As you select curriculum for this child, keep in mind that curriculum with hands-on projects and videos that are highly visual will work better than something that is based on listening to lectures or audiobooks.  If your curriculum requires your student to discuss ideas, use a whiteboard to write down key points that you and she make while talking. Give your child extra time, and realize you may need to repeat information or instructions several times for your child’s brain to catch all that you are saying.   Sometimes, just doing an example problem or writing an example paragraph for your child to see, can help them better understand what to do.

Follow Their Cues.

Remember, if your child acts like they didn’t hear you, they probably didn’t. Even if they were looking right at you.  So slow down. Say fewer words, so they don’t get lost in the extra ones. And try to remember that your child isn’t ignoring you.  Their brain just isn’t catching everything.  Once you find ways to teach that work with your child’s strengths, homeschooling will get easier.

Hang in there, Mama!

If you would like more information and support, visit the website Sound Sense, which has great ideas for tools, devices and consulting for people of all ages with hearing loss, auditory processing disorder and other auditory dysfunctions.

Are you looking for a homeschool curriculum for your unique child?

Every child has a unique learning style, with their own strengths and weaknesses.  Five Senses Literature Lessons programs are designed to engage children through all of their senses to give them a more meaningful learning experience.  Check out our programs to find the perfect fit for your child and make homeschooling easier on you!

Laura Sowdon, OTR #5SLL #5sensesLL #normalisoverrated

About the Author

Laura Sowdon, OTR/L is an occupational therapist, writer, speaker, educator and creator of the Five Senses Literature Lessons homeschool curriculum. She has worked as an occupational therapist with children in public and private schools, as well as private practice. Laura has taught and managed homeschool co-ops as well as homeschooling her own three children. Laura is dedicated to the idea of educating children at a pace that aligns with brain and physical development milestones and respects neurodiversity in all its forms.

4 thoughts on “Auditory Processing Disorder: How to Homeschool when they literally can’t hear what you’re saying”

  1. Samara anderson

    Thank you so much for talking about this much needed and often missed tropic when it comes to learning with auditory processing disorder. Combining apd and adhd make things even more challenging. As you said, hands on activities are so helpful! It’s like the glue between focus, listening and also building communication and relational skills.

    1. Laura Sowdon

      I am so glad you found my thoughts helpful!
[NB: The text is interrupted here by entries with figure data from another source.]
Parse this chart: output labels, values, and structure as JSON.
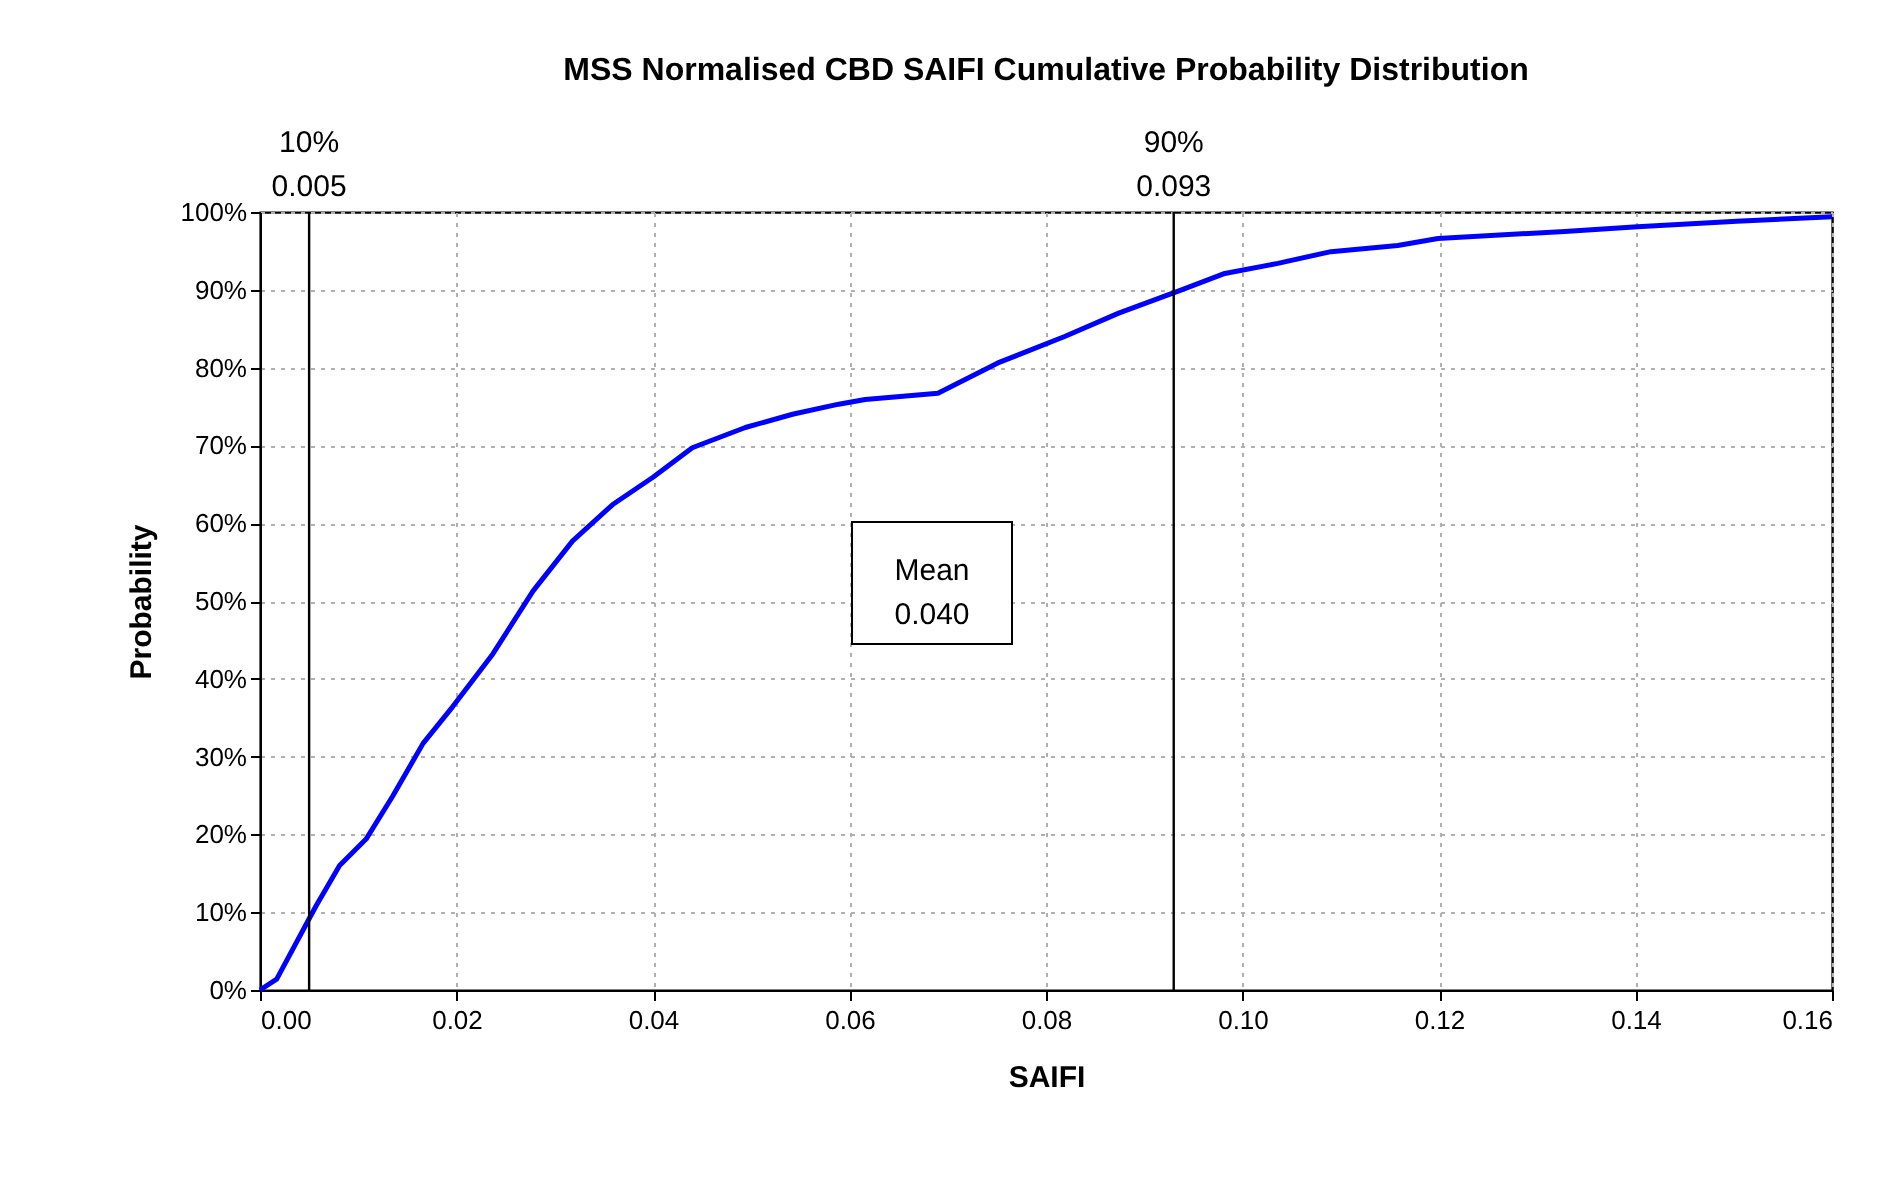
{
  "chart_data": {
    "type": "line",
    "title": "MSS Normalised CBD SAIFI Cumulative Probability Distribution",
    "xlabel": "SAIFI",
    "ylabel": "Probability",
    "x": [
      0,
      0.0017,
      0.0057,
      0.0081,
      0.0108,
      0.0135,
      0.0166,
      0.0196,
      0.0237,
      0.0278,
      0.0318,
      0.0359,
      0.04,
      0.044,
      0.0494,
      0.0542,
      0.0589,
      0.0616,
      0.069,
      0.0751,
      0.0819,
      0.0874,
      0.0938,
      0.0982,
      0.1036,
      0.109,
      0.1158,
      0.1199,
      0.1328,
      0.1402,
      0.1503,
      0.16
    ],
    "series": [
      {
        "color": "#0000ff",
        "values": [
          0,
          1.4,
          10.8,
          16,
          19.4,
          24.9,
          31.7,
          36.4,
          43.2,
          51.3,
          57.7,
          62.4,
          65.9,
          69.7,
          72.3,
          74,
          75.3,
          75.9,
          76.7,
          80.6,
          84,
          87,
          90,
          92.1,
          93.4,
          94.9,
          95.7,
          96.6,
          97.5,
          98.1,
          98.8,
          99.4
        ]
      }
    ],
    "xlim": [
      0,
      0.16
    ],
    "xticks": [
      {
        "value": 0,
        "label": "0.00"
      },
      0.02,
      0.04,
      0.06,
      0.08,
      {
        "value": 0.1,
        "label": "0.10"
      },
      0.12,
      0.14,
      0.16
    ],
    "ylim": [
      0,
      100
    ],
    "yticks": [
      {
        "value": 0,
        "label": "0%"
      },
      {
        "value": 10,
        "label": "10%"
      },
      {
        "value": 20,
        "label": "20%"
      },
      {
        "value": 30,
        "label": "30%"
      },
      {
        "value": 40,
        "label": "40%"
      },
      {
        "value": 50,
        "label": "50%"
      },
      {
        "value": 60,
        "label": "60%"
      },
      {
        "value": 70,
        "label": "70%"
      },
      {
        "value": 80,
        "label": "80%"
      },
      {
        "value": 90,
        "label": "90%"
      },
      {
        "value": 100,
        "label": "100%"
      }
    ],
    "ref_lines": [
      {
        "axis": "x",
        "value": 0.005,
        "label": "10%\n0.005",
        "color": "#000000"
      },
      {
        "axis": "x",
        "value": 0.093,
        "label": "90%\n0.093",
        "color": "#000000"
      }
    ],
    "annotations": [
      "Mean\n0.040"
    ],
    "grid": true,
    "marker": "none",
    "line_style": "solid"
  }
}
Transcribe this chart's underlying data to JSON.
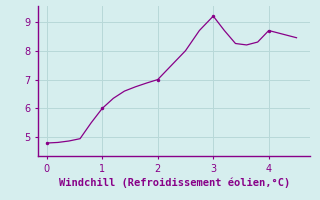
{
  "x": [
    0,
    0.2,
    0.4,
    0.6,
    0.8,
    1.0,
    1.2,
    1.4,
    1.6,
    1.8,
    2.0,
    2.2,
    2.5,
    2.75,
    3.0,
    3.2,
    3.4,
    3.6,
    3.8,
    4.0,
    4.2,
    4.5
  ],
  "y": [
    4.8,
    4.82,
    4.87,
    4.95,
    5.5,
    6.0,
    6.35,
    6.6,
    6.75,
    6.88,
    7.0,
    7.4,
    8.0,
    8.7,
    9.2,
    8.7,
    8.25,
    8.2,
    8.3,
    8.7,
    8.6,
    8.45
  ],
  "line_color": "#880088",
  "marker_x": [
    0,
    1.0,
    2.0,
    3.0,
    4.0
  ],
  "marker_y": [
    4.8,
    6.0,
    7.0,
    9.2,
    8.7
  ],
  "bg_color": "#d6eeee",
  "grid_color": "#b8d8d8",
  "spine_color": "#880088",
  "tick_color": "#880088",
  "xlabel": "Windchill (Refroidissement éolien,°C)",
  "xlabel_fontsize": 7.5,
  "tick_fontsize": 7,
  "yticks": [
    5,
    6,
    7,
    8,
    9
  ],
  "xticks": [
    0,
    1,
    2,
    3,
    4
  ],
  "xlim": [
    -0.15,
    4.75
  ],
  "ylim": [
    4.35,
    9.55
  ]
}
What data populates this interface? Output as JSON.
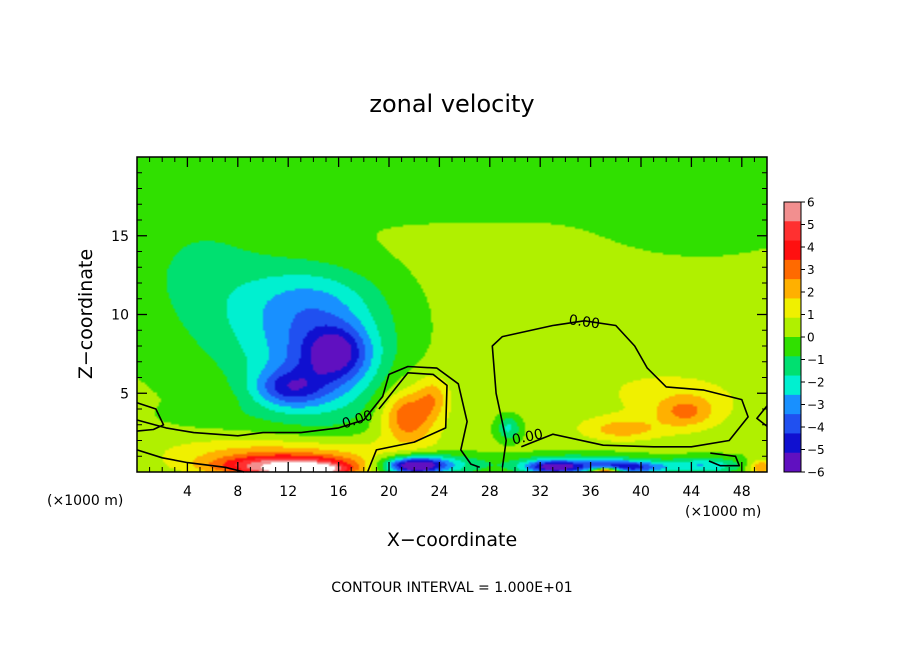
{
  "chart_data": {
    "type": "heatmap",
    "title": "zonal velocity",
    "xlabel": "X−coordinate",
    "ylabel": "Z−coordinate",
    "x_unit_left": "(×1000 m)",
    "x_unit_right": "(×1000 m)",
    "footer": "CONTOUR INTERVAL = 1.000E+01",
    "xlim": [
      0,
      50
    ],
    "ylim": [
      0,
      20
    ],
    "x_ticks": [
      4,
      8,
      12,
      16,
      20,
      24,
      28,
      32,
      36,
      40,
      44,
      48
    ],
    "y_ticks": [
      5,
      10,
      15
    ],
    "x_tick_labels": [
      "4",
      "8",
      "12",
      "16",
      "20",
      "24",
      "28",
      "32",
      "36",
      "40",
      "44",
      "48"
    ],
    "y_tick_labels": [
      "5",
      "10",
      "15"
    ],
    "colorbar": {
      "min": -6,
      "max": 6,
      "tick_values": [
        6,
        5,
        4,
        3,
        2,
        1,
        0,
        -1,
        -2,
        -3,
        -4,
        -5,
        -6
      ],
      "tick_labels": [
        "6",
        "5",
        "4",
        "3",
        "2",
        "1",
        "0",
        "−1",
        "−2",
        "−3",
        "−4",
        "−5",
        "−6"
      ],
      "colors": [
        "#f28f8f",
        "#ff3030",
        "#ff1010",
        "#ff6a00",
        "#ffb000",
        "#f0f000",
        "#b0f000",
        "#30e000",
        "#00e070",
        "#00f0d0",
        "#1890ff",
        "#2050f0",
        "#1010d0",
        "#6010c0"
      ]
    },
    "contour_labels": [
      "0.00",
      "0.00",
      "0.00"
    ],
    "contour_label_positions": [
      {
        "x": 35.5,
        "z": 9.5
      },
      {
        "x": 17.5,
        "z": 3.3
      },
      {
        "x": 31.0,
        "z": 2.2
      }
    ],
    "contour_lines": [
      [
        [
          29,
          0.3
        ],
        [
          29.3,
          2
        ],
        [
          28.5,
          5
        ],
        [
          28.2,
          8
        ],
        [
          29,
          8.6
        ],
        [
          33,
          9.3
        ],
        [
          35.5,
          9.6
        ],
        [
          38,
          9.3
        ],
        [
          39.5,
          8
        ],
        [
          40.5,
          6.6
        ],
        [
          42,
          5.4
        ],
        [
          45,
          5.2
        ],
        [
          48,
          4.6
        ],
        [
          48.5,
          3.5
        ],
        [
          47,
          2.0
        ],
        [
          44,
          1.6
        ],
        [
          41,
          1.6
        ],
        [
          37,
          1.7
        ],
        [
          33,
          2.4
        ],
        [
          30.5,
          1.6
        ]
      ],
      [
        [
          0,
          3.3
        ],
        [
          2.3,
          2.8
        ],
        [
          4.5,
          2.5
        ],
        [
          8,
          2.3
        ],
        [
          10,
          2.5
        ],
        [
          13,
          2.5
        ],
        [
          16,
          2.8
        ],
        [
          18,
          3.3
        ],
        [
          19.5,
          4.8
        ],
        [
          20,
          6.2
        ],
        [
          21.5,
          6.7
        ],
        [
          23.8,
          6.6
        ],
        [
          25.5,
          5.6
        ],
        [
          26.2,
          3.2
        ],
        [
          25.7,
          1.4
        ],
        [
          26.5,
          0.5
        ],
        [
          27.2,
          0.3
        ]
      ],
      [
        [
          18.3,
          0
        ],
        [
          19,
          1.4
        ],
        [
          22,
          1.9
        ],
        [
          24.5,
          2.8
        ],
        [
          24.6,
          5.5
        ],
        [
          23.5,
          6.2
        ],
        [
          21.5,
          6.3
        ],
        [
          20.7,
          5.5
        ],
        [
          19.8,
          4.6
        ],
        [
          19.2,
          4.0
        ]
      ],
      [
        [
          0,
          4.4
        ],
        [
          1.5,
          4.0
        ],
        [
          2.1,
          3.0
        ],
        [
          1.3,
          2.7
        ],
        [
          0,
          2.6
        ]
      ],
      [
        [
          0,
          1.4
        ],
        [
          2,
          0.9
        ],
        [
          4,
          0.6
        ],
        [
          7,
          0.3
        ],
        [
          8.5,
          0
        ]
      ],
      [
        [
          45.5,
          1.2
        ],
        [
          47.5,
          1.0
        ],
        [
          47.8,
          0.4
        ],
        [
          46.3,
          0.4
        ],
        [
          45.4,
          0.7
        ]
      ],
      [
        [
          50,
          4.2
        ],
        [
          49.2,
          3.4
        ],
        [
          50,
          2.9
        ]
      ]
    ],
    "field_blobs": [
      {
        "value": 0.3,
        "x": 25,
        "z": 10,
        "rx": 30,
        "rz": 12
      },
      {
        "value": -0.7,
        "x": 25,
        "z": 19.5,
        "rx": 26,
        "rz": 3.5
      },
      {
        "value": -1.0,
        "x": 5,
        "z": 13,
        "rx": 6,
        "rz": 4
      },
      {
        "value": -0.6,
        "x": 44,
        "z": 16,
        "rx": 6,
        "rz": 2
      },
      {
        "value": 0.5,
        "x": 36,
        "z": 6,
        "rx": 9,
        "rz": 3.5
      },
      {
        "value": 0.9,
        "x": 44,
        "z": 4.4,
        "rx": 5,
        "rz": 1.8
      },
      {
        "value": 1.8,
        "x": 43.5,
        "z": 3.8,
        "rx": 2.2,
        "rz": 1
      },
      {
        "value": -1.8,
        "x": 12,
        "z": 9,
        "rx": 8,
        "rz": 4
      },
      {
        "value": -1.4,
        "x": 14,
        "z": 11,
        "rx": 5,
        "rz": 2.2
      },
      {
        "value": -2.6,
        "x": 15,
        "z": 6.5,
        "rx": 5,
        "rz": 3.5
      },
      {
        "value": -3.0,
        "x": 15.8,
        "z": 7.6,
        "rx": 2.4,
        "rz": 1.6
      },
      {
        "value": -2.9,
        "x": 12,
        "z": 5.3,
        "rx": 2.8,
        "rz": 1.2
      },
      {
        "value": 1.0,
        "x": 21.6,
        "z": 3.8,
        "rx": 2.8,
        "rz": 2.6
      },
      {
        "value": 2.4,
        "x": 21.5,
        "z": 3.5,
        "rx": 2.0,
        "rz": 1.5
      },
      {
        "value": 1.5,
        "x": 23.5,
        "z": 4.8,
        "rx": 1.2,
        "rz": 1.2
      },
      {
        "value": 1.8,
        "x": 38.5,
        "z": 2.7,
        "rx": 3,
        "rz": 0.7
      },
      {
        "value": -0.4,
        "x": 7.5,
        "z": 3.6,
        "rx": 4.5,
        "rz": 0.8
      },
      {
        "value": 1.1,
        "x": 11,
        "z": 1.6,
        "rx": 10,
        "rz": 0.8
      },
      {
        "value": 2.4,
        "x": 12,
        "z": 0.7,
        "rx": 8,
        "rz": 0.8
      },
      {
        "value": 4.6,
        "x": 12,
        "z": 0.3,
        "rx": 5.5,
        "rz": 0.6
      },
      {
        "value": 5.6,
        "x": 13.5,
        "z": 0.1,
        "rx": 2.5,
        "rz": 0.35
      },
      {
        "value": -3.0,
        "x": 23,
        "z": 0.5,
        "rx": 4.2,
        "rz": 0.7
      },
      {
        "value": -5.0,
        "x": 22,
        "z": 0.4,
        "rx": 2.2,
        "rz": 0.5
      },
      {
        "value": -2.2,
        "x": 29.5,
        "z": 2.8,
        "rx": 1,
        "rz": 0.8
      },
      {
        "value": -2.6,
        "x": 35,
        "z": 0.5,
        "rx": 5,
        "rz": 0.6
      },
      {
        "value": -4.4,
        "x": 33,
        "z": 0.3,
        "rx": 2.2,
        "rz": 0.4
      },
      {
        "value": -4.0,
        "x": 39,
        "z": 0.3,
        "rx": 3,
        "rz": 0.4
      },
      {
        "value": 6.0,
        "x": 37.2,
        "z": 0.05,
        "rx": 1.2,
        "rz": 0.25
      },
      {
        "value": -2.6,
        "x": 45,
        "z": 0.4,
        "rx": 3,
        "rz": 0.5
      },
      {
        "value": 2.6,
        "x": 49.5,
        "z": 0.3,
        "rx": 1,
        "rz": 0.5
      }
    ]
  }
}
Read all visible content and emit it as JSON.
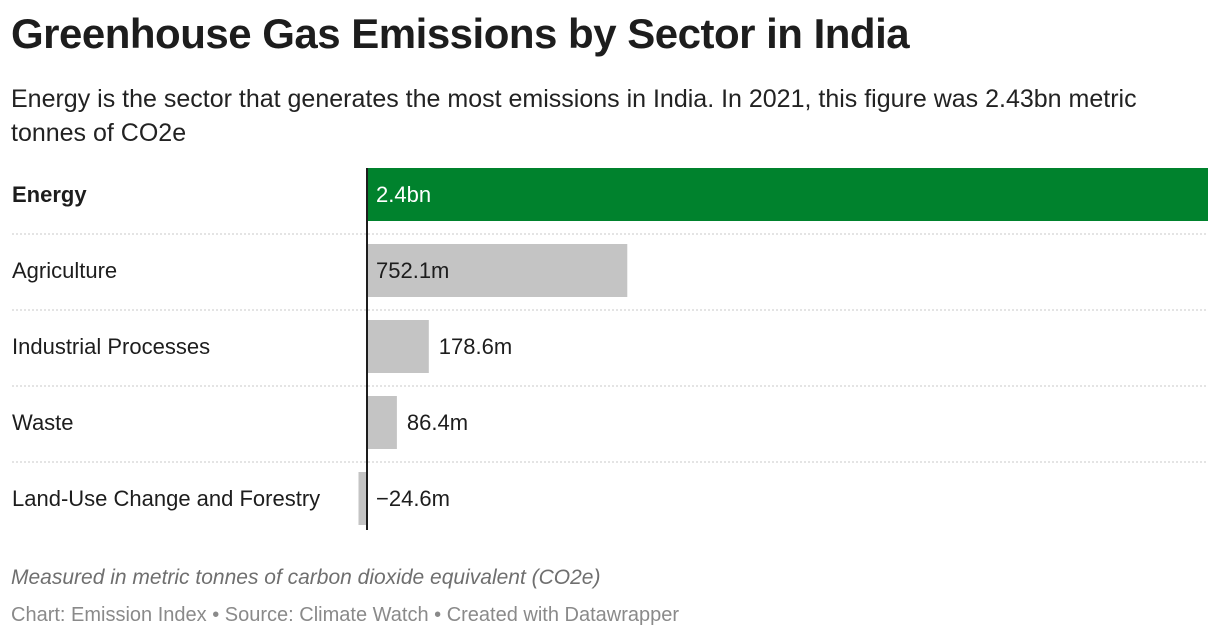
{
  "header": {
    "title": "Greenhouse Gas Emissions by Sector in India",
    "subtitle": "Energy is the sector that generates the most emissions in India. In 2021, this figure was 2.43bn metric tonnes of CO2e"
  },
  "chart_data": {
    "type": "bar",
    "orientation": "horizontal",
    "categories": [
      "Energy",
      "Agriculture",
      "Industrial Processes",
      "Waste",
      "Land-Use Change and Forestry"
    ],
    "values": [
      2430,
      752.1,
      178.6,
      86.4,
      -24.6
    ],
    "value_unit": "million metric tonnes CO2e",
    "value_labels": [
      "2.4bn",
      "752.1m",
      "178.6m",
      "86.4m",
      "−24.6m"
    ],
    "highlight_index": 0,
    "grid": false,
    "colors": {
      "highlight": "#00822d",
      "default": "#c4c4c4",
      "axis": "#1d1d1d",
      "divider": "#d4d4d4"
    }
  },
  "notes": "Measured in metric tonnes of carbon dioxide equivalent (CO2e)",
  "footer": {
    "chart_label": "Chart:",
    "chart_value": "Emission Index",
    "separator_1": " • ",
    "source_label": "Source:",
    "source_value": "Climate Watch",
    "separator_2": " • ",
    "credit": "Created with Datawrapper"
  }
}
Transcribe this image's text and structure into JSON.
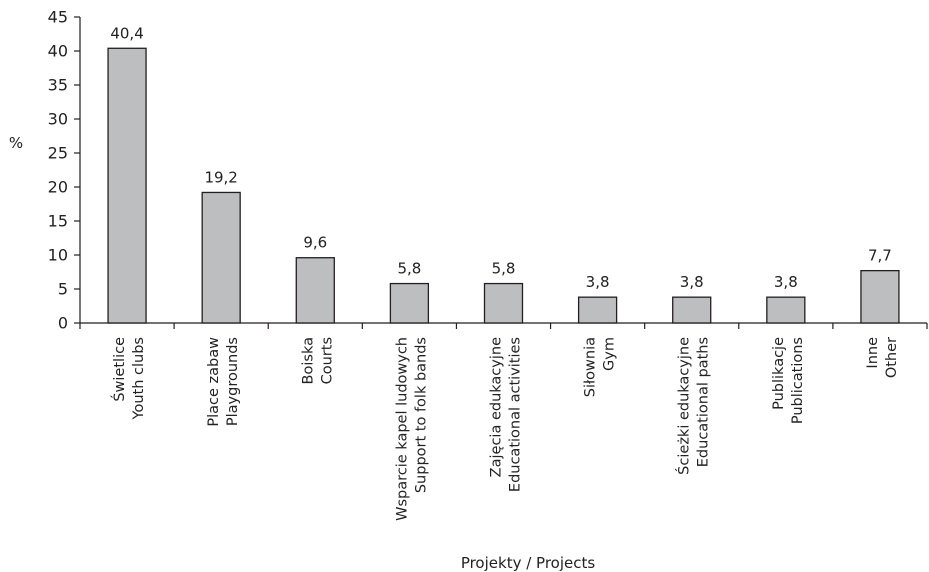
{
  "chart_data": {
    "type": "bar",
    "title": "",
    "ylabel": "%",
    "xlabel": "Projekty / Projects",
    "ylim": [
      0,
      45
    ],
    "yticks": [
      0,
      5,
      10,
      15,
      20,
      25,
      30,
      35,
      40,
      45
    ],
    "grid": false,
    "legend": "none",
    "bar_color": "#bcbec0",
    "bar_edge_color": "#231f20",
    "categories": [
      {
        "line1": "Świetlice",
        "line2": "Youth clubs"
      },
      {
        "line1": "Place zabaw",
        "line2": "Playgrounds"
      },
      {
        "line1": "Boiska",
        "line2": "Courts"
      },
      {
        "line1": "Wsparcie kapel ludowych",
        "line2": "Support to folk bands"
      },
      {
        "line1": "Zajęcia edukacyjne",
        "line2": "Educational activities"
      },
      {
        "line1": "Siłownia",
        "line2": "Gym"
      },
      {
        "line1": "Ścieżki edukacyjne",
        "line2": "Educational paths"
      },
      {
        "line1": "Publikacje",
        "line2": "Publications"
      },
      {
        "line1": "Inne",
        "line2": "Other"
      }
    ],
    "values": [
      40.4,
      19.2,
      9.6,
      5.8,
      5.8,
      3.8,
      3.8,
      3.8,
      7.7
    ],
    "value_labels": [
      "40,4",
      "19,2",
      "9,6",
      "5,8",
      "5,8",
      "3,8",
      "3,8",
      "3,8",
      "7,7"
    ]
  }
}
Having multiple learning challenges is hard- on both the child and us parents.

  2. As an audiologist working with APD, I disagree that these kids should not use audiobooks- while you can reinforce details they may have missed, I feel it’s important to exercise listening skills by using them. Even kids with APD, ironically, may be auditory learners. Going mainly visual improves retention of details but does not address the problems.

    1. Laura Sowdon

      That is a great point, that some kids still do well with audiobooks and get a lot of benefit from working with that media, even if they do have auditory processing issues. But for some kids- a video with the visual component added in, helps them get more out of the learning experience. It is important that each parent work with their own child to figure out what works best for them.